Nach einigen Seiten Interview kennt man dann nicht nur jede Faser an seinem Protagonisten, sondern hat auch etwas gelernt, über seine Art zu sprechen. Hat er immer nur kurze und knappe Antworten gegeben oder vielleicht sehr ausschweifend geantwortet? Welche Fragen waren ihm unangenehm, bei welchem Fragen ist er aufgeblüht. Redet er in einem Dialekt oder verwendet immer bestimmte Phrasen? Welche Macken hat er?
Mein Fazit: Ohne ausführliches Interview kommt bei mir keine wichtige Figur in den Roman!
Wenn ich die Ziele meines Romanhelden kenne, überlege ich mir welche Steine ich ihm in den Weg lege. Das kann am Anfang ganz schön Überwindung kosten. Mir ging es jedenfalls so. Da hat man seine Romanheldin lieben gelernt und nun soll man ihr weh tun und ihr das Leben schwer machen? Das ist gar nicht so einfach.
Aber Steine auf dem Weg unseres Protagonisten erzeugt Konflikte und Konflikte sind das A und O in einem Roman. Ich brauche für meinen Helden und auch für andere wichtige Nebenfiguren im Roman sowohl äußere als auch innere Konflikte. Je mehr, desto besser!
Die Handlungsidee vertiefen
Jetzt habe ich einen glaubhaften und interessanten Helden und kann mich meiner Romanidee zuwenden und aus ihr weitere Ideen entwickeln.
Eine Idee allein reicht nicht aus um einen kompletten Roman zu füllen, auch wenn sie noch so gut ist. Um einen Roman mit spannenden Handlungssträngen zu füllen brauchen wir jede Menge Ideen, die zusammen passen und miteinander verknüpft sind.
Ich verwende zwei Methoden um schnell brauchbare Ideen und Handlungen zu entwickeln.

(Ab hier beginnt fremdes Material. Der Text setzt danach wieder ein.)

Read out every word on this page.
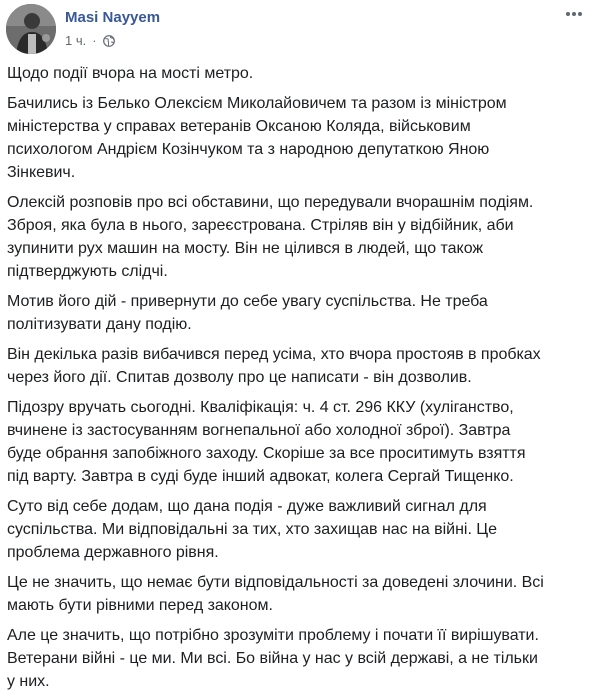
Masi Nayyem
1 ч. ·

Щодо події вчора на мості метро.

Бачились із Белько Олексієм Миколайовичем та разом із міністром
міністерства у справах ветеранів Оксаною Коляда, військовим
психологом Андрієм Козінчуком та з народною депутаткою Яною
Зінкевич.

Олексій розповів про всі обставини, що передували вчорашнім подіям.
Зброя, яка була в нього, зареєстрована. Стріляв він у відбійник, аби
зупинити рух машин на мосту. Він не цілився в людей, що також
підтверджують слідчі.

Мотив його дій - привернути до себе увагу суспільства. Не треба
політизувати дану подію.

Він декілька разів вибачився перед усіма, хто вчора простояв в пробках
через його дії. Спитав дозволу про це написати - він дозволив.

Підозру вручать сьогодні. Кваліфікація: ч. 4 ст. 296 ККУ (хуліганство,
вчинене із застосуванням вогнепальної або холодної зброї). Завтра
буде обрання запобіжного заходу. Скоріше за все проситимуть взяття
під варту. Завтра в суді буде інший адвокат, колега Сергай Тищенко.

Суто від себе додам, що дана подія - дуже важливий сигнал для
суспільства. Ми відповідальні за тих, хто захищав нас на війні. Це
проблема державного рівня.

Це не значить, що немає бути відповідальності за доведені злочини. Всі
мають бути рівними перед законом.

Але це значить, що потрібно зрозуміти проблему і почати її вирішувати.
Ветерани війні - це ми. Ми всі. Бо війна у нас у всій державі, а не тільки
у них.
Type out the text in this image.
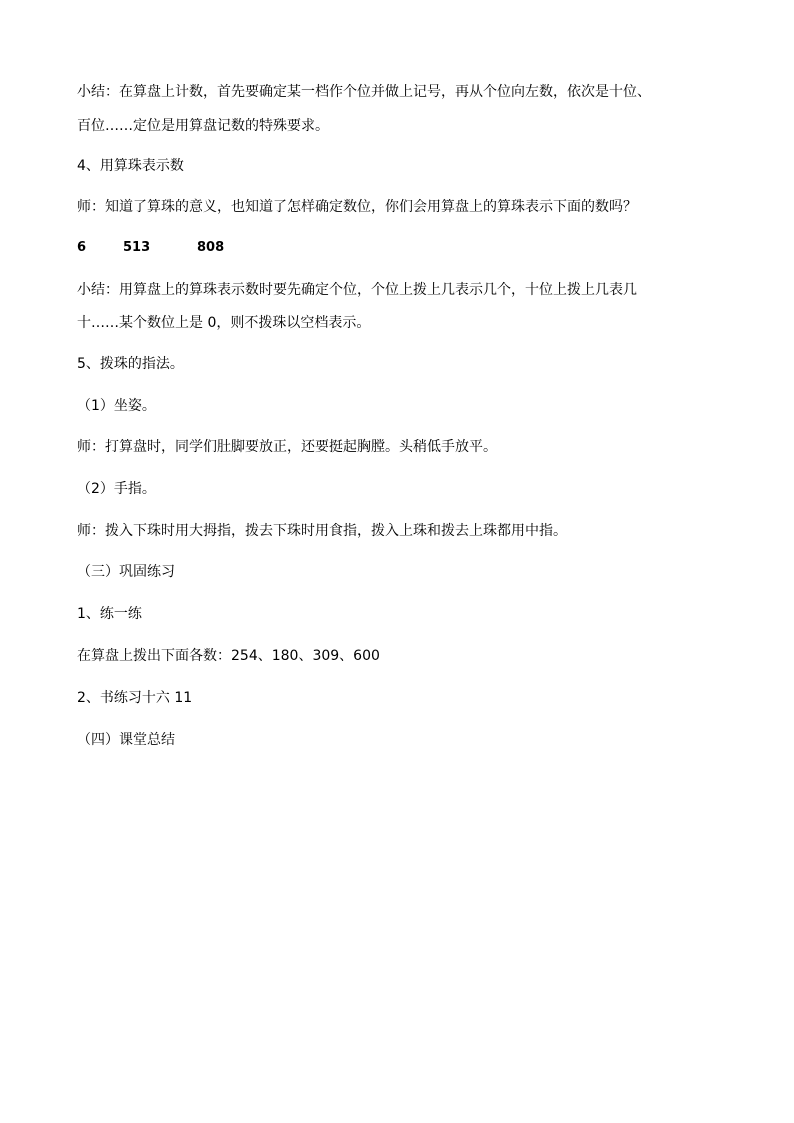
小结：在算盘上计数，首先要确定某一档作个位并做上记号，再从个位向左数，依次是十位、
百位……定位是用算盘记数的特殊要求。
4、用算珠表示数
师：知道了算珠的意义，也知道了怎样确定数位，你们会用算盘上的算珠表示下面的数吗？
6	513	808
小结：用算盘上的算珠表示数时要先确定个位，个位上拨上几表示几个，十位上拨上几表几
十……某个数位上是 0，则不拨珠以空档表示。
5、拨珠的指法。
（1）坐姿。
师：打算盘时，同学们肚脚要放正，还要挺起胸膛。头稍低手放平。
（2）手指。
师：拨入下珠时用大拇指，拨去下珠时用食指，拨入上珠和拨去上珠都用中指。
（三）巩固练习
1、练一练
在算盘上拨出下面各数：254、180、309、600
2、书练习十六 11
（四）课堂总结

Die erste Technik ist das Clustern. Es handelt sich um eine Methode, die in den 70er Jahren von Gabriele L. Rico entwickelt wurde. Ähnlich wie beim Brainstorming oder Mindmapping geht es darum, seine Gedanken und Assoziationen frei fließen zu lassen. Man schreibt in die Mitte eines Blattes ein Wort oder Thema, über das man schreiben möchte. Dieses Wort kreist man dann ein und rundherum schreibt man alles, was einem dazu einfällt. Diese Wörter kreist man wiederum ein und verbindet sie durch Linien mit dem Ausgangswort. Für die neuen Wörter fallen einem dann vielleicht wieder Assoziationen ein, mit denen man genauso verfährt. Auf keinen Fall sollte man sich dabei unter Druck setzen, sondern ganz entspannt bleiben.
Wer sich näher mit dieser Methode auseinandersetzen möchte, sollte in Gabriele L. Ricos Buch “Garantiert schreiben lernen. Sprachliche Kreativität methodisch entwickeln” reinschauen.
Die zweite Methode habe ich erst kürzlich entdeckt und bin absolut begeistert von ihr. Es handelt sich um eine Kreativtechnik, mithilfe der man in kurzer Zeit jede Menge brauchbare und vor allem zusammenhängende Ideen erzeugt.
In seinem Buch “Kreativ mit der Matrix” erläutert Richard Norden genau wie diese Technik, die “Assoziative Ideen-Matrix” funktioniert.
Man benötigt dazu nichts weiter als Karteikarten und einen Stift. Auf die Karteikarten schreibt man dann Begriffe (Ideen, Schlagwörter zum Roman) und anschließend werden die Karten ausgelegt und nach einem bestimmten Schema miteinander kombiniert. Auf diese Weise kombiniert man auch Ideen miteinander, die man sonst nie in Zusammenhang gebracht hätte.
Ich kann die AIM-Methode und das Buch “Kreativ mit der Matrix” von Richard Norden uneingeschränkt weiterempfehlen.
Nach diesen beiden ersten Schritten hat man eine vielschichtige glaubhafte Hauptfigur und jede Menge Ideen für eine komplexe Handlung, und damit ein solides Fundament für seinen Roman geschaffen, auf das man nun aufbauen kann.